Now, I know for a fact that the working class in this country looks more like a Latino woman who cleans houses than it looks like Platner, a former defense contractor turned oyster farmer with some leftist political beliefs.
I also know a lot of actual poor white people. The kind of poor white people who don’t even make enough or have enough to be counted among the working class. The people who rely on SNAP benefits for their meals and emergency rooms for their health care.
Sometimes they subsist on a diet of racist notions to explain why their lives are as hard as they are. Sometimes those poor white people even have racist tattoos. I live in the South. There is no shortage of Confederate flags and “Don’t tread on me” tags on display in hot, humid months.
Once, at a meeting with tenant organizers in the center of white American poverty in Appalachia, a young white guy showed up to a meeting with his Stars and Bars tattoo on display. The poor white rural women and working-class Black women who run those meetings took this guy to task. They told him (colorfully) to get himself together. And the next week they all protested their landlord together.
Their coalition-building wasn’t the kind of kumbaya that Platner apologists are talking about, where a room full of people were expected to swallow their outrage to preserve one man’s feelings. There was accountability. There was education. And there was meaningful action. There was not a college degree or a political donor among them, and yet, somehow, actual poor people figured out how to handle racist iconography without scapegoating minorities or making excuses for a white man’s mistakes.

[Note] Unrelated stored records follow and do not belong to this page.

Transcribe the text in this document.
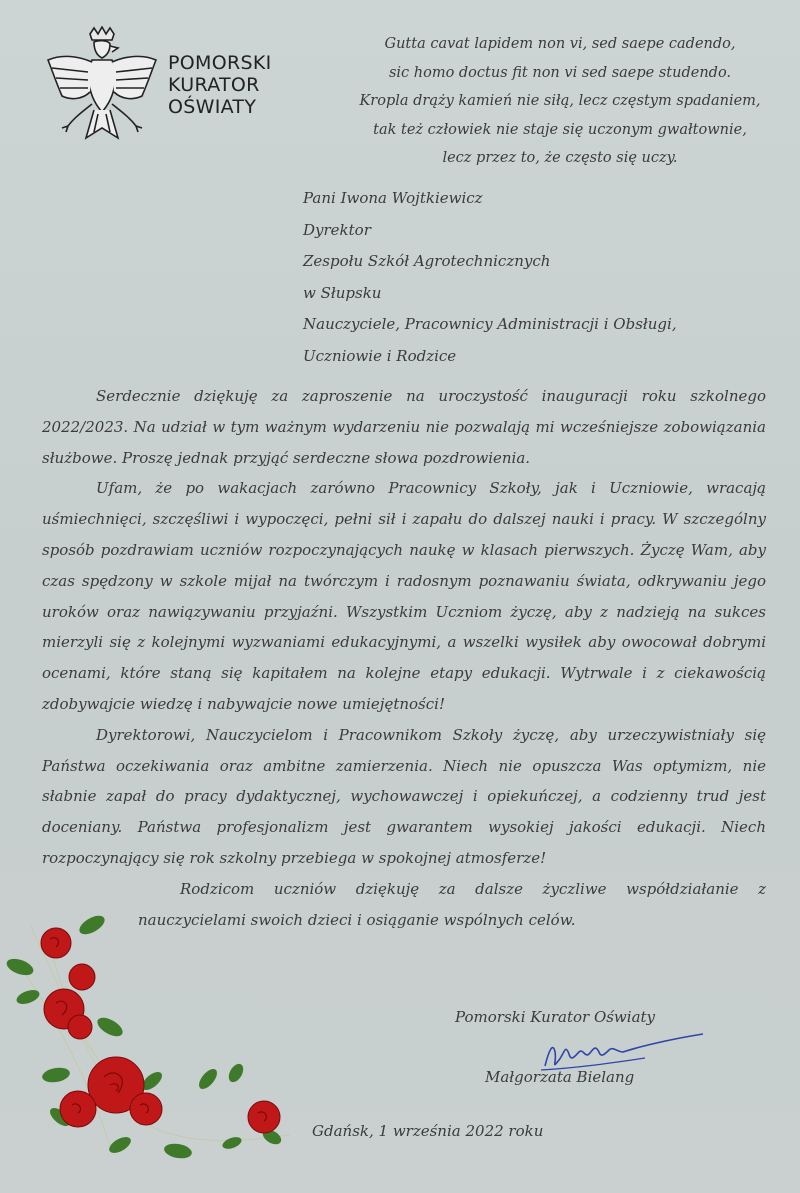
POMORSKI
KURATOR
OŚWIATY
Gutta cavat lapidem non vi, sed saepe cadendo,
sic homo doctus fit non vi sed saepe studendo.
Kropla drąży kamień nie siłą, lecz częstym spadaniem,
tak też człowiek nie staje się uczonym gwałtownie,
lecz przez to, że często się uczy.
Pani Iwona Wojtkiewicz
Dyrektor
Zespołu Szkół Agrotechnicznych
w Słupsku
Nauczyciele, Pracownicy Administracji i Obsługi,
Uczniowie i Rodzice

Serdecznie dziękuję za zaproszenie na uroczystość inauguracji roku szkolnego 2022/2023. Na udział w tym ważnym wydarzeniu nie pozwalają mi wcześniejsze zobowiązania służbowe. Proszę jednak przyjąć serdeczne słowa pozdrowienia.

Ufam, że po wakacjach zarówno Pracownicy Szkoły, jak i Uczniowie, wracają uśmiechnięci, szczęśliwi i wypoczęci, pełni sił i zapału do dalszej nauki i pracy. W szczególny sposób pozdrawiam uczniów rozpoczynających naukę w klasach pierwszych. Życzę Wam, aby czas spędzony w szkole mijał na twórczym i radosnym poznawaniu świata, odkrywaniu jego uroków oraz nawiązywaniu przyjaźni. Wszystkim Uczniom życzę, aby z nadzieją na sukces mierzyli się z kolejnymi wyzwaniami edukacyjnymi, a wszelki wysiłek aby owocował dobrymi ocenami, które staną się kapitałem na kolejne etapy edukacji. Wytrwale i z ciekawością zdobywajcie wiedzę i nabywajcie nowe umiejętności!

Dyrektorowi, Nauczycielom i Pracownikom Szkoły życzę, aby urzeczywistniały się Państwa oczekiwania oraz ambitne zamierzenia. Niech nie opuszcza Was optymizm, nie słabnie zapał do pracy dydaktycznej, wychowawczej i opiekuńczej, a codzienny trud jest doceniany. Państwa profesjonalizm jest gwarantem wysokiej jakości edukacji. Niech rozpoczynający się rok szkolny przebiega w spokojnej atmosferze!

Rodzicom uczniów dziękuję za dalsze życzliwe współdziałanie z nauczycielami swoich dzieci i osiąganie wspólnych celów.

Pomorski Kurator Oświaty
Małgorzata Bielang
Gdańsk, 1 września 2022 roku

Here’s the thing. The Democratic Party has a problem. The party’s leaders think they have a problem with Trump voters. Some polling says white men without college degrees don’t like them, don’t trust them and won’t vote for them, so they think the only logical way forward is to pander. Their polling addiction ignores more complex political instruments telling them that the working class isn’t just white men and that centrism isn’t enough to bring white voters back into the fold.
It is going to take hard politics. The kind that shows up in communities between elections and solves problems that don’t sound glamorous on television talk shows. It looks like facing down the Klan in a trailer park, not complaining about racism while doing far too little to avert it. It means believing that racism is not a natural condition of poverty but a political weapon that rich men use to constrain poor people’s political power. And — most critically — it looks like not wanting, even for a second, to be confused with the people who would do that. You don’t wear a red hat as a joke. You don’t fly the ironic flag of historical hate to get a rise out of people. You don’t wear the cool tattoo for over a decade that maybe, kind of, possibly, probably looks like something horrible and hateful.
That’s why it is annoying not to have the link to the poll to examine the demographics behind it. I get Cottom’s complaint. Solnit is right too. “Working class” is broader than white men of the Rust Belt. “The working class today is much more complex and diverse than the white, male, manufacturing archetype often evoked in popular narratives,” declares Demos. None of my pedestrians look like Platner. But it is not pandering to acknowledge people’s economic struggles whatever they look like, that life in America shouldn’t be this hard. People — not just beefy white men — feel their country and its promise are failing them. And both major political parties. Maybe start with that.